きっと後でレポートを書いてもらった時に、
解読するのに苦労しそうだなと感じた。
「そっか大変だったね! きーちゃん偉い!」
少女は背伸びをして少年の頭を撫でようとする。
身長差が40センチ近くあるので、少年が
おじぎをするような形で首を垂れる。
少年は心なしな誇らしげな表情だ。
「とにかく良かった。レポートはあとで提出するよ。でも……もう教会も潰れて、第零課正史編纂室も終わりだから、ミミに報告用のレポートを提出する必要はないのかな?」
「仕事じゃなくても、レポートは書いてくれると嬉しいかな。きーちゃんの特徴的な文体を
「ありがとう。ところで、ミミ。これからどうしようか? 転生者の件も……もうない。ミミと、ミミのご両親の仇も討てた」
「きーちゃん、本当にいままで苦しい想いをさせてごめんね」
「ミミ、それは僕の台詞だよ。

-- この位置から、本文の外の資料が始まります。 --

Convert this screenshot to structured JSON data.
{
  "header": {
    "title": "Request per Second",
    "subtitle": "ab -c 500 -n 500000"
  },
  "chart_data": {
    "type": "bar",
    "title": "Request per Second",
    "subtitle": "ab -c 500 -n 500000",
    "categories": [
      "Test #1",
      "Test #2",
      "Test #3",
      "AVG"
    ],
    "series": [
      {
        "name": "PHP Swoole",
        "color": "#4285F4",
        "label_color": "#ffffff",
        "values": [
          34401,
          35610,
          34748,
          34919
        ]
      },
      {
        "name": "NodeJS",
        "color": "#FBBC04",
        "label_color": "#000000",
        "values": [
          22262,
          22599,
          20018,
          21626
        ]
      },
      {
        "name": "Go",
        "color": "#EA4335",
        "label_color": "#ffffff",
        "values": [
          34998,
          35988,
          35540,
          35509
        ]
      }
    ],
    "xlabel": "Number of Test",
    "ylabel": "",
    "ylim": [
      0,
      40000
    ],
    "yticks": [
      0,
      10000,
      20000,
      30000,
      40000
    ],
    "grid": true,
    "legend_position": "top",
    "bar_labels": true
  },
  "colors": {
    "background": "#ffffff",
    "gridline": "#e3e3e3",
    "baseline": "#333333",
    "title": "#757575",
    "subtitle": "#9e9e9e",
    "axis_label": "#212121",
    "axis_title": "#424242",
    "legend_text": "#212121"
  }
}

ミミが一緒にいてくれなければ、ずっと孤独だった。僕はミミと一緒にいる時だけは幸せを感じることもできたし、本当の意味で何のために生まれてきたのかも理解することができたんだよ」
「きーちゃん……ミミはパパもママも殺されて、千年後の世界で一人で目覚めてからずっと孤独だった。周りに心を許せる人間も居なかったし。だけど、きーちゃんが居たから頑張ってこれたんだよ! ミミのほうこそ、きーちゃんにありがとだよ!」
「ミミ……」
バリィン
ミミとよく似た、背の高い少女が声をあげる。